If you’re looking to spice up your race schedule, look no further than an obstacle race. With the growth of obstacle races — including Tough Mudder, Spartan Race and Warrior Dash — there are many opportunities to try something different while still satisfying your competitive side.
If you’re typically a road runner, the thought of doing an obstacle race may be daunting. But with a few easy tweaks to your training plan, you’ll be well-prepared — and you might be more competitive than you expected!
Obstacle Race Training
If you’re already fit enough to run a 5K, you’ll likely be better prepared than many of your fellow competitors. While you will face obstacles that require some strength and agility, getting fit enough to run the entire distance comfortably will make for a more enjoyable experience. Find a quality 5K training plan, and give yourself time to prepare properly so you don’t end up injured from what should be a positive experience!
If you’re already an established runner looking to better prepare yourself for the specific challenges of an obstacle race, these are four of the most essential elements to incorporate into your training:
1. Trails/Varied Terrain (aka Hills!)
Most obstacle races are run on grassy, hilly courses or trails that may involve rocks and roots. If you typically run on the road and treadmill, it’s time to venture onto the trails.
Grassy parks with hills are a great place to train, but any type of trail with hills can work. Watch your footing, and expect your pace to be slower than it would be on the road. Practice running by effort level rather than trying to stick to a predetermined pace, and build your strength gradually. Finally, expect a little soreness, as you’re recruiting new muscle groups.
2. Fartlek Workouts
Obstacle races involve a lot of stopping, starting and running at varied paces as opposed to a steady, constant pace. A simple introductory speed workout that also doubles as preparation for an obstacle race is a fartlek workout. Fartlek is the goofy-sounding Swedish word for “speed play,” and fartlek runs incorporate a combination of slower and faster running. Sometimes these intervals are unstructured (e.g., run hard to the top of the hill or to the next mailbox), and sometimes they are structured by time and pace.

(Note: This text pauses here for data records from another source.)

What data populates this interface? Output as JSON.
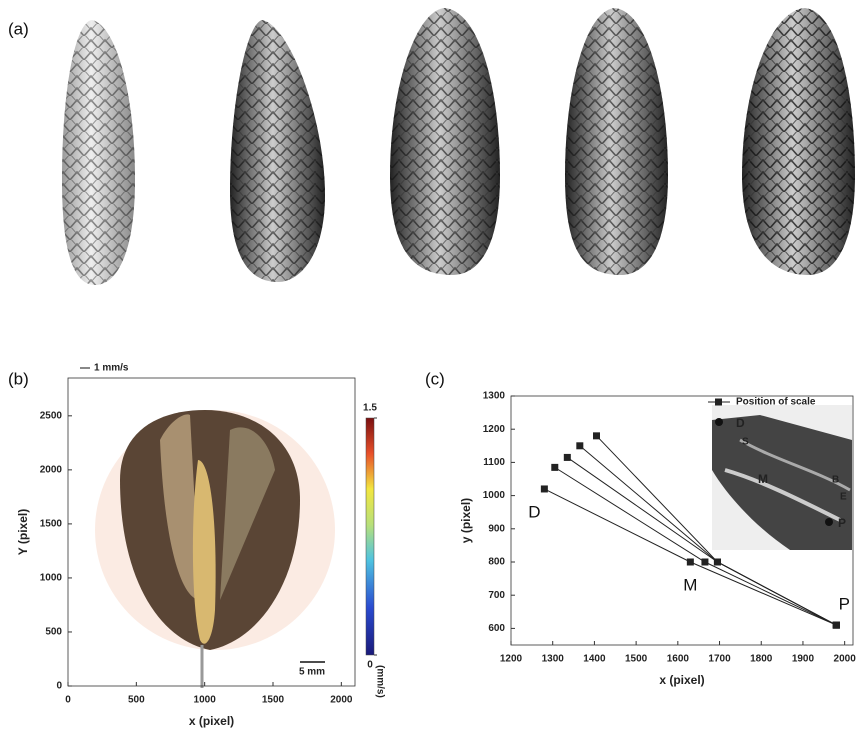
{
  "panel_labels": [
    "(a)",
    "(b)",
    "(c)"
  ],
  "chart_data": [
    {
      "type": "image",
      "xlabel": "x (pixel)",
      "ylabel": "Y (pixel)",
      "xlim": [
        0,
        2100
      ],
      "ylim": [
        0,
        2850
      ],
      "xticks": [
        0,
        500,
        1000,
        1500,
        2000
      ],
      "yticks": [
        0,
        500,
        1000,
        1500,
        2000,
        2500
      ],
      "annotations": [
        "1 mm/s",
        "5 mm"
      ],
      "colorbar": {
        "lim": [
          0,
          1.5
        ],
        "ticks": [
          0,
          1.5
        ],
        "label": "(mm/s)"
      }
    },
    {
      "type": "line",
      "xlabel": "x (pixel)",
      "ylabel": "y (pixel)",
      "xlim": [
        1200,
        2020
      ],
      "ylim": [
        550,
        1300
      ],
      "xticks": [
        1200,
        1300,
        1400,
        1500,
        1600,
        1700,
        1800,
        1900,
        2000
      ],
      "yticks": [
        600,
        700,
        800,
        900,
        1000,
        1100,
        1200,
        1300
      ],
      "legend": "upper right",
      "series": [
        {
          "name": "Position of scale",
          "color": "#222222",
          "lines": [
            {
              "x": [
                1280,
                1630,
                1980
              ],
              "y": [
                1020,
                800,
                610
              ]
            },
            {
              "x": [
                1305,
                1665,
                1980
              ],
              "y": [
                1085,
                800,
                610
              ]
            },
            {
              "x": [
                1335,
                1695,
                1980
              ],
              "y": [
                1115,
                800,
                610
              ]
            },
            {
              "x": [
                1365,
                1695,
                1980
              ],
              "y": [
                1150,
                800,
                610
              ]
            },
            {
              "x": [
                1405,
                1695,
                1980
              ],
              "y": [
                1180,
                800,
                610
              ]
            }
          ]
        }
      ],
      "point_labels": [
        "D",
        "M",
        "P"
      ],
      "inset_labels": [
        "D",
        "S",
        "M",
        "B",
        "E",
        "P"
      ]
    }
  ]
}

Here are a few examples of structured fartlek workouts to get you started. These can be run by pace or effort, depending on the terrain and your experience racing at various paces. Always start and finish your run with at least 10–15 minutes of easy running.
- 8–10 reps of 1-minute intervals at moderate-hard effort with 1 easy minute recovery
- 6–8 reps of 2 minutes at 5K pace with 2 minutes recovery
- 4–5 reps of 4 minutes at a moderate-hard effort with 4 minutes recovery
3. Strength Work
Although you don’t need to spend hours in the gym to prepare for your first obstacle race, having a strong core and upper body in addition to the strength you gain from running can make you more efficient and competitive.
As you train for your event, try to incorporate a twice-weekly body-weight strength routine after your run. Consistency is far more important than trying to set a new PR in the gym. Some of the best exercises are the tried-and-true classics: lunges, pushups, pullups, squats and planks.
4. Dynamic Flexibility
Aside from strength work, include ancillary warmup and cooldown routines focusing on dynamic strength and flexibility. These will help you improve your range of motion and running-specific strength by performing movements that are active rather than passive.
A dynamic, running-specific warmup may include exercises such as lunges and leg swings that replicate what your body does when you’re out on the road or trail. It should get you moving in all planes of motion and leave you feeling loose and ready to run. Similarly, a dynamic cooldown does the same but in reverse. It allows you to transition from your run while performing short, specific exercises that can help increase hip and glute strength, among other benefits.
Successful obstacle racing demands that you be a well-rounded athlete. To accomplish this, you need to train your body to be strong and flexible in ways that running alone isn’t able to do. Adding these types of routines to your training plan will make you a better overall athlete and a more injury-resistant runner.